Lee Rotherham: The danger of LibCon co-operation on... Europe
In the latest of a series of Platform pieces examining the dangers of a Lib-Con pact, Dr Lee Rotherham looks at the LibDem agenda on Europe.
The Lib Dems have a more unified approach to the EU than either the Conservatives or Labour. Up until relatively recently, there remained a small Eurosceptic rump. However, its weakness was underlined when Nick Harvey played his scepticism down during the leadership campaign of 1999. Similarly, the staff of Liz Lynn are today shocked when told over in Brussels bars that their MEP boss has a Eurocritical history. Outright support of national sovereignty today is reserved for the separate and distinct Liberal Party.
Hence Lib Dem politicians can today be divided into two camps. The first is what one might call the thematic integrationists, who support the European process piecemeal. In many ways, they are ideal EPP members. However, the Lib Dems place more faith in debate and referenda.
The second group are the arch-Europhiles like Andrew Duff, who have a clear end game vision, and whom privately even some Lib Dems rebuff as being too extreme on Europe.
A quick dip into some of the amendments put into the drafting Convention on the EU Constitution reveals a party which backs the Social Chapter, a federal constitution, the primacy of EU law, common defence, coordinated employment policies, yoked economic policies, regionalism rather than localism, stronger MEPs rather than MPs, and a host of concepts in keeping with continental integrationism.
In short, basic LD ideology supports the building of the European Union, provided that it fulfils certain norms:
- Individual and personal human rights must be respected, and where necessary codified and extended (even where such may override national tradition)
- The underlying loyalty throughout must be to Subsidiarity, so that decisions are taken by the regions wherever appropriate. The nation state is not the building block of choice.

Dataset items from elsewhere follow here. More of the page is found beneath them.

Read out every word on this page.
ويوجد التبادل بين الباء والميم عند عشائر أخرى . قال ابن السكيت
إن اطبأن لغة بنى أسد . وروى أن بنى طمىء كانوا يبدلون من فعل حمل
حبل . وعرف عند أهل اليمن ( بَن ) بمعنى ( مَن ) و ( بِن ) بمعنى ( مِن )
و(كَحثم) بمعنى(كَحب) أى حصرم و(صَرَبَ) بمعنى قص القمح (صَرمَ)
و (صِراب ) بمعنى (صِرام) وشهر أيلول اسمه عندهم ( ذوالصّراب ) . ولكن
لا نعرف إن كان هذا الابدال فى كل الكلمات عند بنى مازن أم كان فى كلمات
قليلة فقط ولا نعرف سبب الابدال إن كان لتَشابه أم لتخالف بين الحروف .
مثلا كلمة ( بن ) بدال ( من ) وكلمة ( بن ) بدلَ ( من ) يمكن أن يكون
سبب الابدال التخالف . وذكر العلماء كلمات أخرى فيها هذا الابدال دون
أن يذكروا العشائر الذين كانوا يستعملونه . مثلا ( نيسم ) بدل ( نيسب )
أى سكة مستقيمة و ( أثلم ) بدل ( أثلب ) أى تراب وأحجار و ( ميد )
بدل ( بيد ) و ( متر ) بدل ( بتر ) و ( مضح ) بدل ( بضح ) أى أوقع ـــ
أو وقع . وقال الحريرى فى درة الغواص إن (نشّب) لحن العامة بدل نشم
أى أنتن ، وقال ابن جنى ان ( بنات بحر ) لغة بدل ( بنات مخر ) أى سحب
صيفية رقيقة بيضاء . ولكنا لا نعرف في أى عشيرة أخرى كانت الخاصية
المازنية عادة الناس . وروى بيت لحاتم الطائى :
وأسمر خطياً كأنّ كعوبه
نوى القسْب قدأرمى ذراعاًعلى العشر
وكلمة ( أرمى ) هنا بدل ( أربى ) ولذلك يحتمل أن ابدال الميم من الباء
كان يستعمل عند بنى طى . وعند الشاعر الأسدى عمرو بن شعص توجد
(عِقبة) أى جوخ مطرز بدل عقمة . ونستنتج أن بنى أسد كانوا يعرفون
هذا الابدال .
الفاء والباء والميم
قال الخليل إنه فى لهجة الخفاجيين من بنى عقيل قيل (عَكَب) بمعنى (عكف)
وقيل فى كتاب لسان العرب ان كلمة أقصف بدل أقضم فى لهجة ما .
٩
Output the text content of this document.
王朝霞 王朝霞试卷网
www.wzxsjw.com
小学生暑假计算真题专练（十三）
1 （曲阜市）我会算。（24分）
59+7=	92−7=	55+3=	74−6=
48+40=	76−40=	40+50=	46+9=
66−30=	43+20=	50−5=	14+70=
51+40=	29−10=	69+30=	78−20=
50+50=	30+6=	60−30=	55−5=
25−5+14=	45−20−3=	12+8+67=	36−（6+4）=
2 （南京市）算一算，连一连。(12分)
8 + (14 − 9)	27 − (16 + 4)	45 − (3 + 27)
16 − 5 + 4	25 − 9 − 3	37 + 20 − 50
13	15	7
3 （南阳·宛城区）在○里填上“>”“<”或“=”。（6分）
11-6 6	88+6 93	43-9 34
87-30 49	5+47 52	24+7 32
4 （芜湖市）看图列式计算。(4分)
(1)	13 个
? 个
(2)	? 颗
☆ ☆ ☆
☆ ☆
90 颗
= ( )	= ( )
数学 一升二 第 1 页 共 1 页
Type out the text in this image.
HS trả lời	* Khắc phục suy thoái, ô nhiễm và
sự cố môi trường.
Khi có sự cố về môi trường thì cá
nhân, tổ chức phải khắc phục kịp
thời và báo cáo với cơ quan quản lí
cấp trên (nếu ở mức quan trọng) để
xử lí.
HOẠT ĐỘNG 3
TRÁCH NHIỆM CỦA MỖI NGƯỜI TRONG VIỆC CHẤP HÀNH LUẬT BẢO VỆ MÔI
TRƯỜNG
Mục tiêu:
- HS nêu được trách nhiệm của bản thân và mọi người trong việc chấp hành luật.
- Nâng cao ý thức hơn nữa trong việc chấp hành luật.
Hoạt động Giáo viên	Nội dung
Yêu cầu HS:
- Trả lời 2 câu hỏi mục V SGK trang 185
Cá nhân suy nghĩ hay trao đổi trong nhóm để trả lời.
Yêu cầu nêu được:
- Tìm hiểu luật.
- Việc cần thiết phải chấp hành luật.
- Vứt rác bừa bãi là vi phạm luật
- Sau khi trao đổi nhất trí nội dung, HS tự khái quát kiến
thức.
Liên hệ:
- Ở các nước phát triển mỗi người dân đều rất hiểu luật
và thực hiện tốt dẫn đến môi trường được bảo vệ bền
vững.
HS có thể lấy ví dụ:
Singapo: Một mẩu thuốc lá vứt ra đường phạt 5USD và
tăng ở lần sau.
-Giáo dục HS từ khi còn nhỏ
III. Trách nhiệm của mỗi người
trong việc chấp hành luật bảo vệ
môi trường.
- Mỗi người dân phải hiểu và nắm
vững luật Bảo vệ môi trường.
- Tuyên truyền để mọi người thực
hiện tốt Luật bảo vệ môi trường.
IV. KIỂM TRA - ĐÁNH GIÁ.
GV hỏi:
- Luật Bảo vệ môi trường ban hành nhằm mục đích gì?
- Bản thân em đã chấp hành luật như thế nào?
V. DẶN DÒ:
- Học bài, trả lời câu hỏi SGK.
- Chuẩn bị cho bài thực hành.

- Theocracy can override economics, to a point. The Lib Dems support the Single Currency, maintaining their debating points from a decade ago, but have tempered the message to wait for the 'right time' - meaning a margin of victory.
- Local politicians can be allowed leeway on particular European issues. The Lib Dem member for Shetland, Alistair Carmichael, for instance, has something of a reputation for being outspoken on the CFP.
- Ambiguity on the European Union can be maintained, particularly during elections. In 2001, this writer was shown campaign material his Lib Dem opponent was handing out, ambiguously suggesting Lib Dem policy was to keep the Pound.
- Repatriation of any policy means the weakening of the EU, and therefore is anathema.
- Ever-closer Union may be unacceptable as a goal because it suggests a lack of democracy. But paradoxically, a constant agenda of separate acts of integration is acceptable.
- A United States of Europe is a good thing, but only if the final aspects of sovereignty are taken from nation states and handed over to Brussels institutions to protect individual rights. The sooner, the better.
This might have suited the Conservative Party of Ted Heath, but the world, and Europe with it, has moved on.